Aug. 12 (Bloomberg) -- First-term Representative Sean Duffy leveraged voter backlash over expanded government into an election win last year. His support last week for the U.S. debt-reduction deal is leaving the Republican vulnerable to a potential revolt of his own.
In Duffy’s northwest Wisconsin district, the stock market’s volatility following Standard & Poor’s lowering of the nation’s credit rating has some voters angered with a deal they say didn’t do enough to prevent a downgrade. Others say they’re fed up with an ongoing debt debate that diverts attention from ways to jump-start a slow-moving economy.
After benefiting from an anti-Washington mood to take office, Duffy now confronts voters who -- while they may not offer specifics -- view the government as dysfunctional, and see the financial markets validating that view.
Charles Walker, a retiree from Haugen, Wisconsin, said his investments lost about $30,000 in value in the Aug. 8 drop.
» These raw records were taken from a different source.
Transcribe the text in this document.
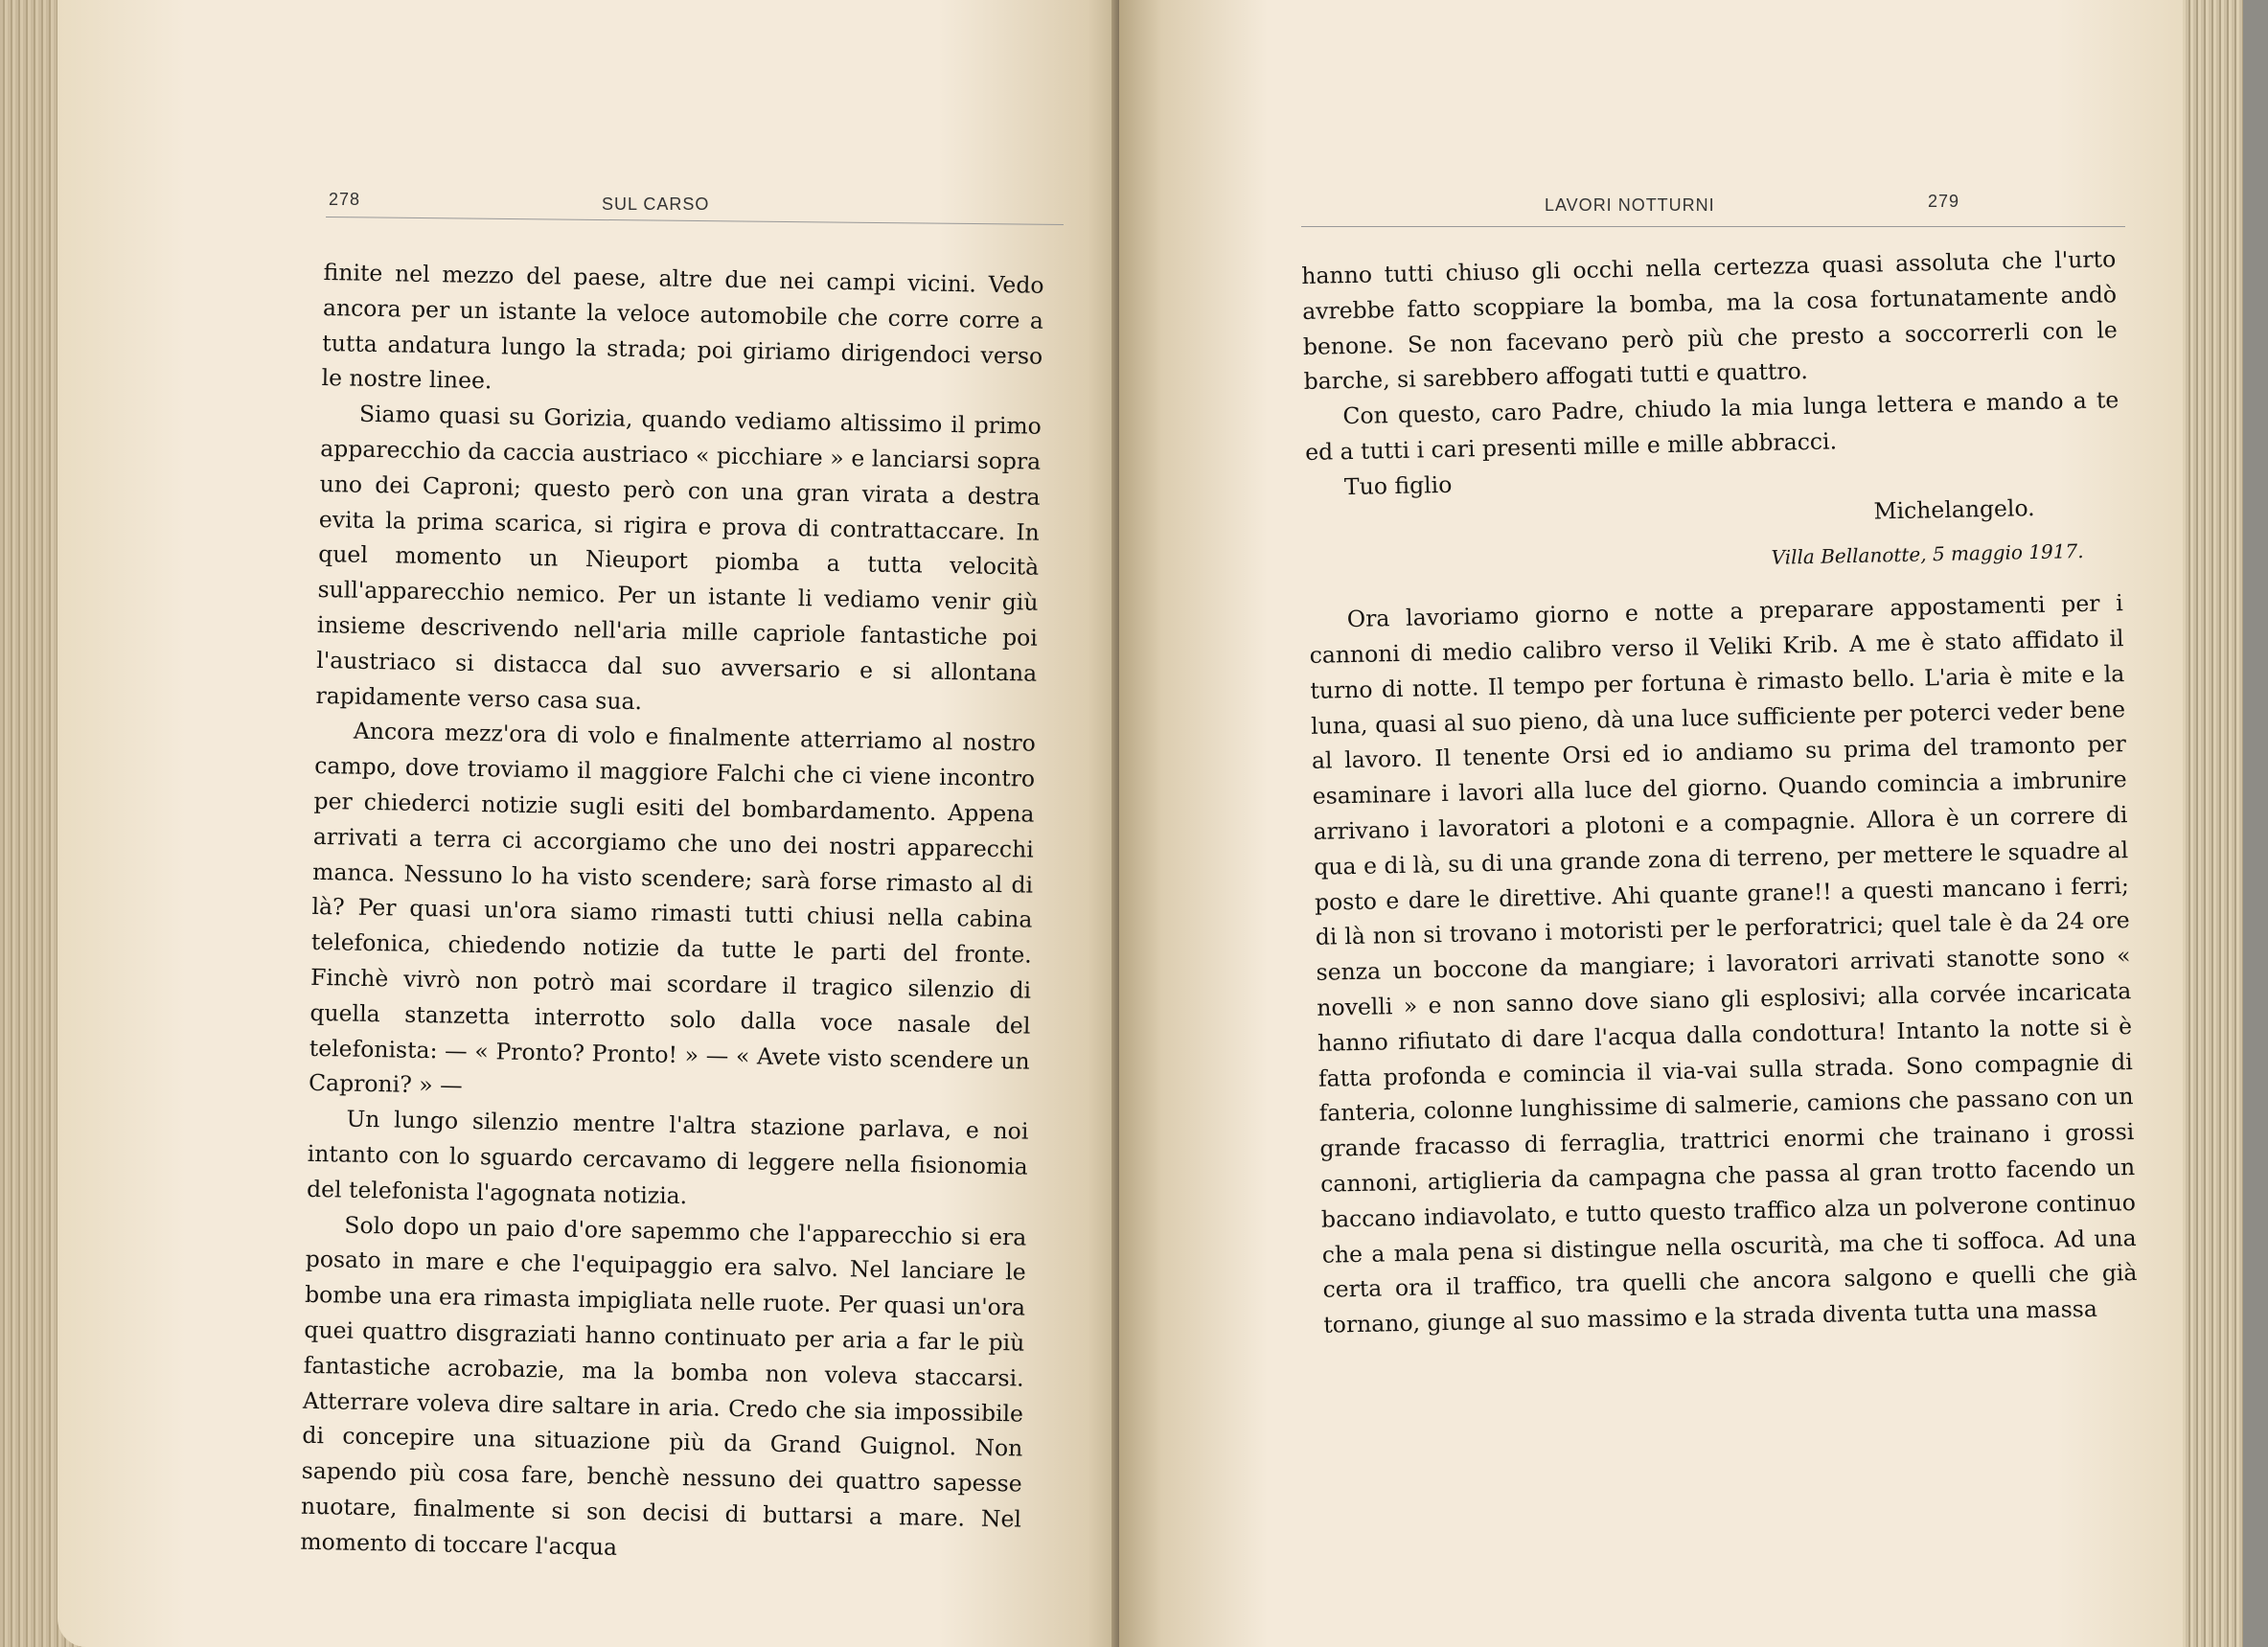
278	SUL CARSO

finite nel mezzo del paese, altre due nei campi vicini. Vedo ancora per un istante la veloce automobile che corre corre a tutta andatura lungo la strada; poi giriamo dirigendoci verso le nostre linee.

Siamo quasi su Gorizia, quando vediamo altissimo il primo apparecchio da caccia austriaco « picchiare » e lanciarsi sopra uno dei Caproni; questo però con una gran virata a destra evita la prima scarica, si rigira e prova di contrattaccare. In quel momento un Nieuport piomba a tutta velocità sull'apparecchio nemico. Per un istante li vediamo venir giù insieme descrivendo nell'aria mille capriole fantastiche poi l'austriaco si distacca dal suo avversario e si allontana rapidamente verso casa sua.

Ancora mezz'ora di volo e finalmente atterriamo al nostro campo, dove troviamo il maggiore Falchi che ci viene incontro per chiederci notizie sugli esiti del bombardamento. Appena arrivati a terra ci accorgiamo che uno dei nostri apparecchi manca. Nessuno lo ha visto scendere; sarà forse rimasto al di là? Per quasi un'ora siamo rimasti tutti chiusi nella cabina telefonica, chiedendo notizie da tutte le parti del fronte. Finchè vivrò non potrò mai scordare il tragico silenzio di quella stanzetta interrotto solo dalla voce nasale del telefonista: — « Pronto? Pronto! » — « Avete visto scendere un Caproni? » —

Un lungo silenzio mentre l'altra stazione parlava, e noi intanto con lo sguardo cercavamo di leggere nella fisionomia del telefonista l'agognata notizia.

Solo dopo un paio d'ore sapemmo che l'apparecchio si era posato in mare e che l'equipaggio era salvo. Nel lanciare le bombe una era rimasta impigliata nelle ruote. Per quasi un'ora quei quattro disgraziati hanno continuato per aria a far le più fantastiche acrobazie, ma la bomba non voleva staccarsi. Atterrare voleva dire saltare in aria. Credo che sia impossibile di concepire una situazione più da Grand Guignol. Non sapendo più cosa fare, benchè nessuno dei quattro sapesse nuotare, finalmente si son decisi di buttarsi a mare. Nel momento di toccare l'acqua

LAVORI NOTTURNI	279

hanno tutti chiuso gli occhi nella certezza quasi assoluta che l'urto avrebbe fatto scoppiare la bomba, ma la cosa fortunatamente andò benone. Se non facevano però più che presto a soccorrerli con le barche, si sarebbero affogati tutti e quattro.

Con questo, caro Padre, chiudo la mia lunga lettera e mando a te ed a tutti i cari presenti mille e mille abbracci.

Tuo figlio

Michelangelo.

Villa Bellanotte, 5 maggio 1917.

Ora lavoriamo giorno e notte a preparare appostamenti per i cannoni di medio calibro verso il Veliki Krib. A me è stato affidato il turno di notte. Il tempo per fortuna è rimasto bello. L'aria è mite e la luna, quasi al suo pieno, dà una luce sufficiente per poterci veder bene al lavoro. Il tenente Orsi ed io andiamo su prima del tramonto per esaminare i lavori alla luce del giorno. Quando comincia a imbrunire arrivano i lavoratori a plotoni e a compagnie. Allora è un correre di qua e di là, su di una grande zona di terreno, per mettere le squadre al posto e dare le direttive. Ahi quante grane!! a questi mancano i ferri; di là non si trovano i motoristi per le perforatrici; quel tale è da 24 ore senza un boccone da mangiare; i lavoratori arrivati stanotte sono « novelli » e non sanno dove siano gli esplosivi; alla corvée incaricata hanno rifiutato di dare l'acqua dalla condottura! Intanto la notte si è fatta profonda e comincia il via-vai sulla strada. Sono compagnie di fanteria, colonne lunghissime di salmerie, camions che passano con un grande fracasso di ferraglia, trattrici enormi che trainano i grossi cannoni, artiglieria da campagna che passa al gran trotto facendo un baccano indiavolato, e tutto questo traffico alza un polverone continuo che a mala pena si distingue nella oscurità, ma che ti soffoca. Ad una certa ora il traffico, tra quelli che ancora salgono e quelli che già tornano, giunge al suo massimo e la strada diventa tutta una massa
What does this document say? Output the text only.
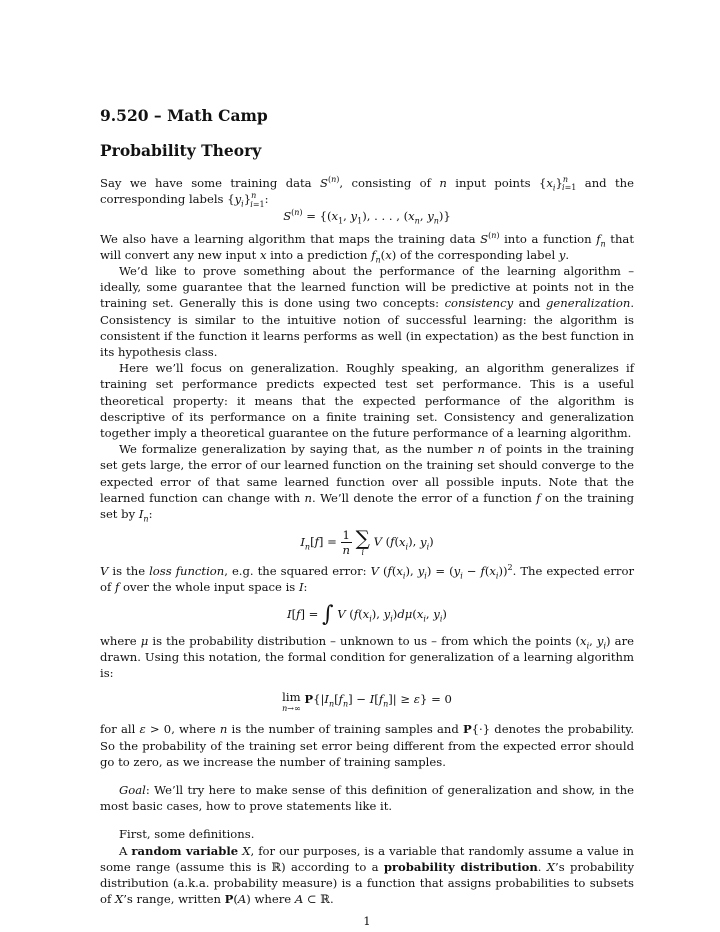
9.520 – Math Camp
Probability Theory

Say we have some training data $S^{(n)}$, consisting of n input points $\{x_i\}^n_{i=1}$ and the corresponding labels $\{y_i\}^n_{i=1}$:

$S^{(n)} = \{(x_1$, $y_1$), . . . , ($x_n$, $y_n$)}

We also have a learning algorithm that maps the training data $S^{(n)}$ into a function $f_n$ that will convert any new input x into a prediction $f_n(x)$ of the corresponding label y.

We’d like to prove something about the performance of the learning algorithm – ideally, some guarantee that the learned function will be predictive at points not in the training set. Generally this is done using two concepts: consistency and generalization. Consistency is similar to the intuitive notion of successful learning: the algorithm is consistent if the function it learns performs as well (in expectation) as the best function in its hypothesis class.

Here we’ll focus on generalization. Roughly speaking, an algorithm generalizes if training set performance predicts expected test set performance. This is a useful theoretical property: it means that the expected performance of the algorithm is descriptive of its performance on a finite training set. Consistency and generalization together imply a theoretical guarantee on the future performance of a learning algorithm.

We formalize generalization by saying that, as the number n of points in the training set gets large, the error of our learned function on the training set should converge to the expected error of that same learned function over all possible inputs. Note that the learned function can change with n. We’ll denote the error of a function f on the training set by $I_n$:

$I_n[f] = \frac{1}{n}$
∑
i
V ($f(x_i)$, $y_i$)

V is the loss function, e.g. the squared error: V ($f(x_i)$, $y_i) = (y_i - f(x_i))^2$. The expected error of f over the whole input space is I:

I[f] = ∫ V ($f(x_i)$, $y_i)d\mu(x_i$, $y_i$)

where μ is the probability distribution – unknown to us – from which the points ($x_i$, $y_i$) are drawn. Using this notation, the formal condition for generalization of a learning algorithm is:

lim
n→∞
$P\{|I_n[f_n] - I[f_n]| \ge \varepsilon\} = 0$

for all ε > 0, where n is the number of training samples and P{·} denotes the probability. So the probability of the training set error being different from the expected error should go to zero, as we increase the number of training samples.

Goal: We’ll try here to make sense of this definition of generalization and show, in the most basic cases, how to prove statements like it.

First, some definitions.

A random variable X, for our purposes, is a variable that randomly assume a value in some range (assume this is ℝ) according to a probability distribution. X’s probability distribution (a.k.a. probability measure) is a function that assigns probabilities to subsets of X’s range, written P(A) where A ⊂ ℝ.

1
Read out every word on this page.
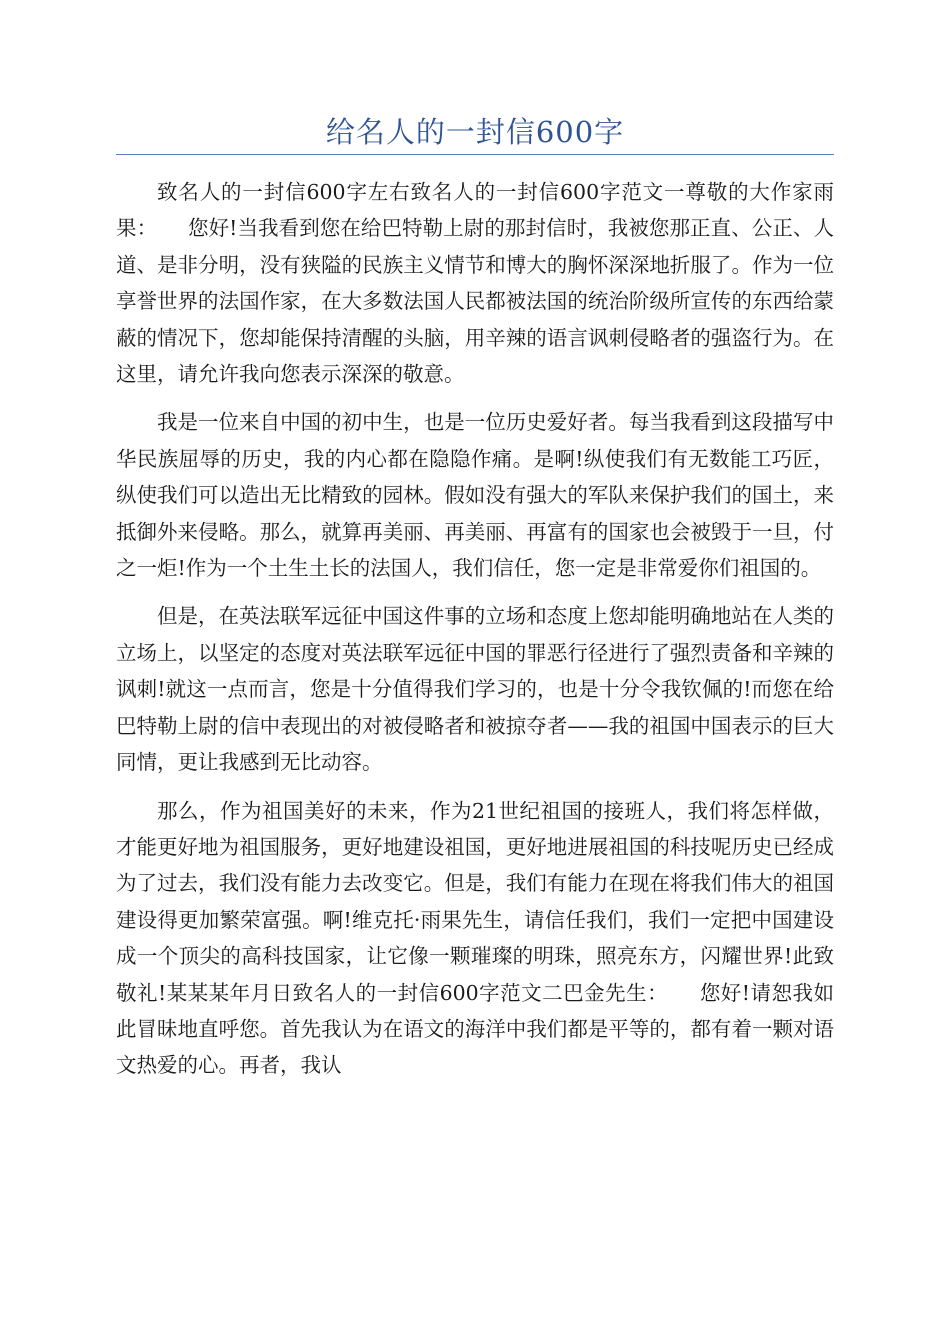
给名人的一封信600字

致名人的一封信600字左右致名人的一封信600字范文一尊敬的大作家雨果：　　您好!当我看到您在给巴特勒上尉的那封信时，我被您那正直、公正、人道、是非分明，没有狭隘的民族主义情节和博大的胸怀深深地折服了。作为一位享誉世界的法国作家，在大多数法国人民都被法国的统治阶级所宣传的东西给蒙蔽的情况下，您却能保持清醒的头脑，用辛辣的语言讽刺侵略者的强盗行为。在这里，请允许我向您表示深深的敬意。

我是一位来自中国的初中生，也是一位历史爱好者。每当我看到这段描写中华民族屈辱的历史，我的内心都在隐隐作痛。是啊!纵使我们有无数能工巧匠，纵使我们可以造出无比精致的园林。假如没有强大的军队来保护我们的国土，来抵御外来侵略。那么，就算再美丽、再美丽、再富有的国家也会被毁于一旦，付之一炬!作为一个土生土长的法国人，我们信任，您一定是非常爱你们祖国的。

但是，在英法联军远征中国这件事的立场和态度上您却能明确地站在人类的立场上，以坚定的态度对英法联军远征中国的罪恶行径进行了强烈责备和辛辣的讽刺!就这一点而言，您是十分值得我们学习的，也是十分令我钦佩的!而您在给巴特勒上尉的信中表现出的对被侵略者和被掠夺者——我的祖国中国表示的巨大同情，更让我感到无比动容。

那么，作为祖国美好的未来，作为21世纪祖国的接班人，我们将怎样做，才能更好地为祖国服务，更好地建设祖国，更好地进展祖国的科技呢历史已经成为了过去，我们没有能力去改变它。但是，我们有能力在现在将我们伟大的祖国建设得更加繁荣富强。啊!维克托·雨果先生，请信任我们，我们一定把中国建设成一个顶尖的高科技国家，让它像一颗璀璨的明珠，照亮东方，闪耀世界!此致敬礼!某某某年月日致名人的一封信600字范文二巴金先生：　　您好!请恕我如此冒昧地直呼您。首先我认为在语文的海洋中我们都是平等的，都有着一颗对语文热爱的心。再者，我认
He said he’s prepared to vote against Duffy and other office-holders next year because they’re not doing enough to address the budget deficit and the economy.
“Incumbents should be taken out as far as I’m concerned, because they’re not doing what we elected them to do,” said Walker, a long-time Republican who has voted Democratic in recent elections.
How Duffy and the 86 other freshman House Republicans handle such discontent is key to whether the party keeps control of the chamber in 2012. Democrats need 24 seats to retake the House and Duffy, elected with the support of Tea Party activists rallying against the reach of big government, is a top target.
In voting earlier this month for a compromise raising the nation’s debt ceiling by more than $2 trillion and demanding an equal amount in budget savings over a decade, Duffy, 39, made a choice avoided by many House members facing close races next year. He said he felt compelled to help avoid a default on the nation’s financial obligations, given that the measure makes more than $900 billion in initial cuts.
While the compromise may have angered some, he said, swing voters should appreciate his willingness to advance the debate as leaders seek more budget cuts in the months ahead.
“Some don’t like it, some like it, but it’s the independents who drive these election cycles,” Duffy, a former county prosecutor, said in an interview before circulating with veterans at the Superior job fair. “They want responsibility out of government, they want accountability out of government.”
The compromise will challenge his political skills, positioning Duffy to navigate between Republicans who support deep spending cuts and Democrats and some independent voters who want to shield retirement and other programs and believe some taxes are needed to close the budget gap.
“From the get-go, Duffy is going to be a target for Democrats,” said Nathan Gonzales, political director of the nonpartisan Rothenberg Political Report. “The bill is controversial enough that he could draw even more criticism from the left” while he parries “criticism from the right now.”
Duffy has shown a willingness to part ways with Republican leaders that could help him, said Charles Franklin, a University of Wisconsin political science professor. That includes voting for funding for public radio -- which is popular in his district -- when most Republicans voted to cut off those funds this year.
“It’s not a district that has for the last 40 years embraced doctrinaire conservatives at any level,” Franklin said. “Some moderation on his part is a wise strategy for a Republican with intentions to hold the seat for a long time.”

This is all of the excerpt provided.